Yes. The issue will show up when there are mixed pages, so TF 1118 affects it but doesn’t cause it.
Create Table Tbl
(ID Int Not Null)
Insert Into Tbl Values(1),(2),(3)
Update Tbl set ID = ID + 100
select * from Tbl
100, 101, 102
When update statement is done, the insert statement has not been committed.
Why the above result is obtained?
Because the update is part of the same transaction as the insert…. this is the expected and correct result.
OK, I agree, this is the expected and correct result.
My question is that:
When update statement is done, What is the insert statement status? Committed or Uncommitted ?
Each sentence alone is a transaction.
You started an explicit transaction, so nothing is committed until you do a ‘commit tran’.
No – each statement is not a transaction in your example. There is only one transaction in your example, the explicit one you started.
I reproduced this on my local SQL Server 2017.
But on our production SQL Server 2005 with TF1118 enabled (yes, we use this old version unfortunately) I cannot reproduce it. 1,000 rows are returned every time…
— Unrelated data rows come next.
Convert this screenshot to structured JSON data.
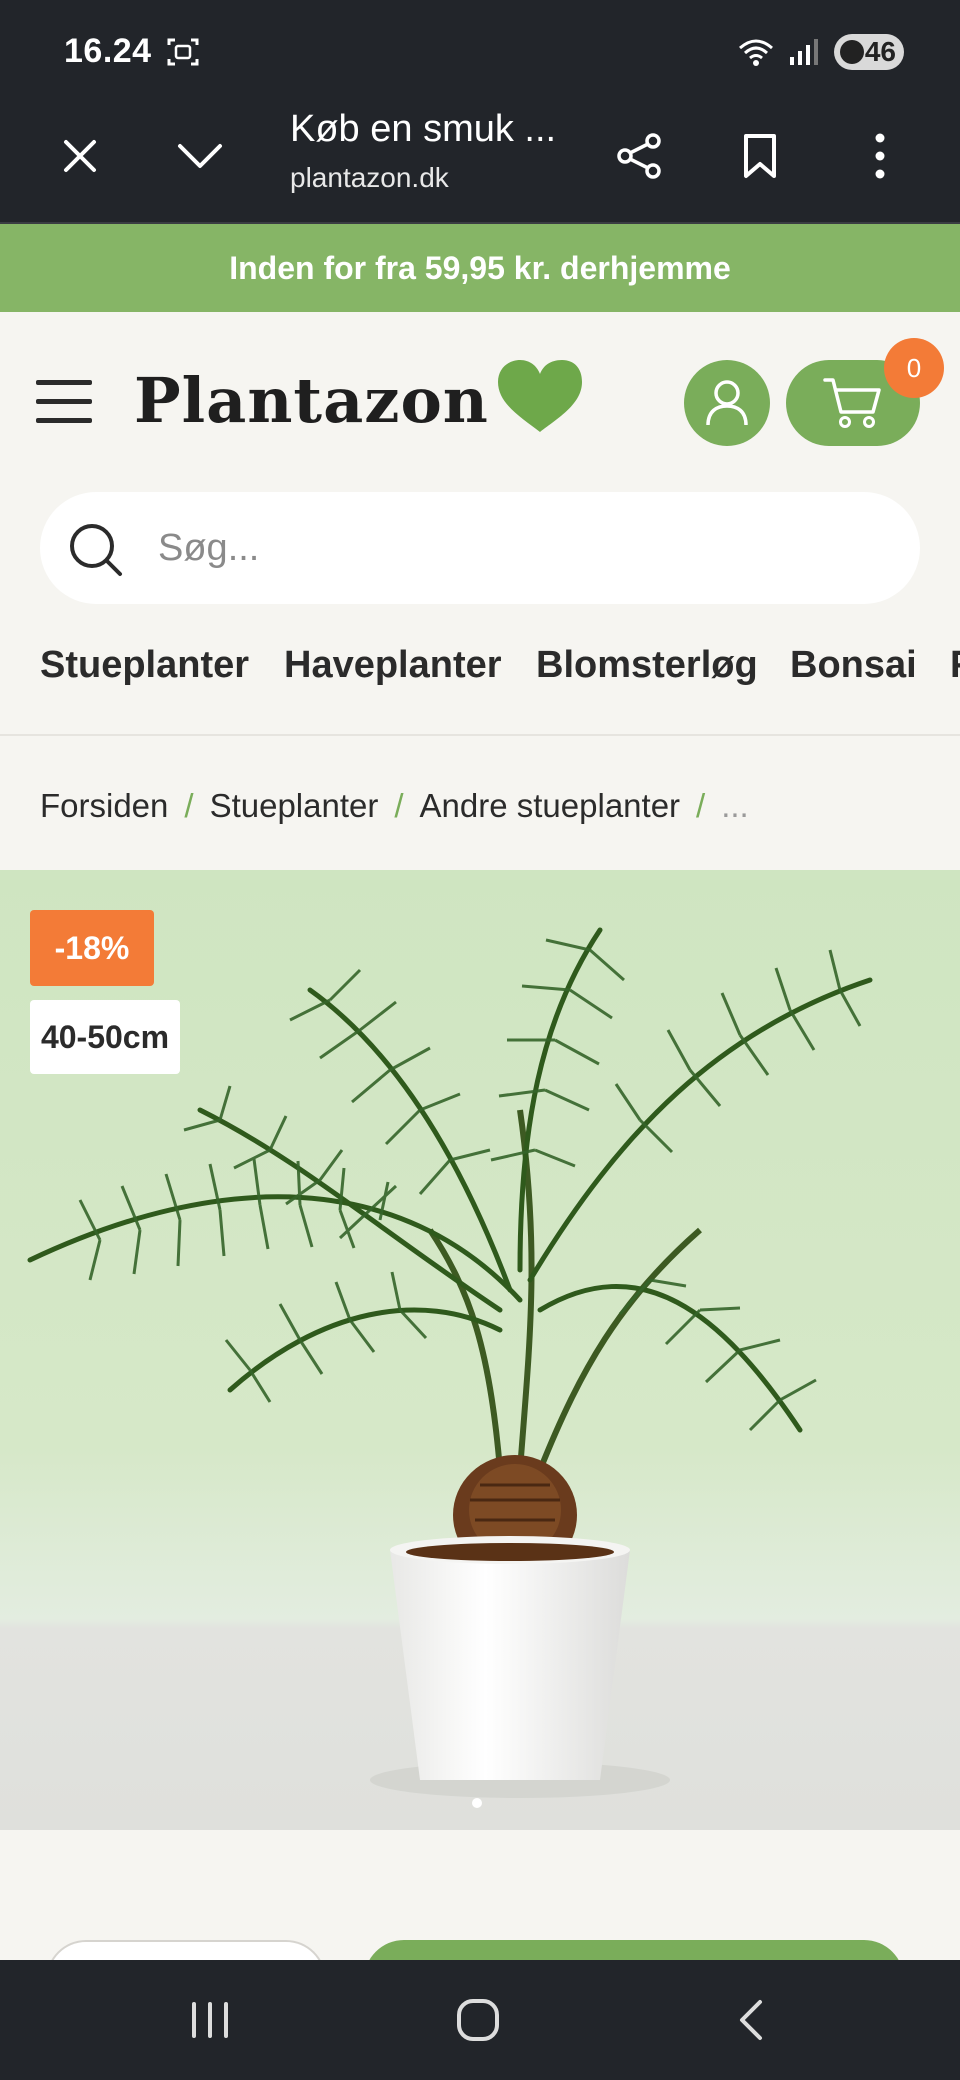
{
  "status_bar": {
    "time": "16.24",
    "battery": "46"
  },
  "browser": {
    "tab_title": "Køb en smuk ...",
    "url": "plantazon.dk"
  },
  "promo": {
    "text": "Inden for fra 59,95 kr. derhjemme"
  },
  "header": {
    "logo": "Plantazon",
    "cart_count": "0"
  },
  "search": {
    "placeholder": "Søg..."
  },
  "categories": [
    "Stueplanter",
    "Haveplanter",
    "Blomsterløg",
    "Bonsai",
    "F"
  ],
  "breadcrumb": {
    "items": [
      "Forsiden",
      "Stueplanter",
      "Andre stueplanter"
    ],
    "separator": "/",
    "more": "..."
  },
  "product": {
    "discount_badge": "-18%",
    "size_badge": "40-50cm"
  },
  "colors": {
    "brand_green": "#7aad5a",
    "promo_green": "#86b566",
    "accent_orange": "#f37b37",
    "dark_bar": "#22252a"
  }
}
What can be the reasons for such behaviour?
It’s to do with which extents the pages are in. There’s a case in older versions where the pages are spread over multiple extents, with only one page in the first extent allocated. In that case, the scanner be forced to read all the pages in the not-first extents – giving your conditions. It doesn’t always happen, and I’ve even seen it on a vanilla 2016 SP1 system too.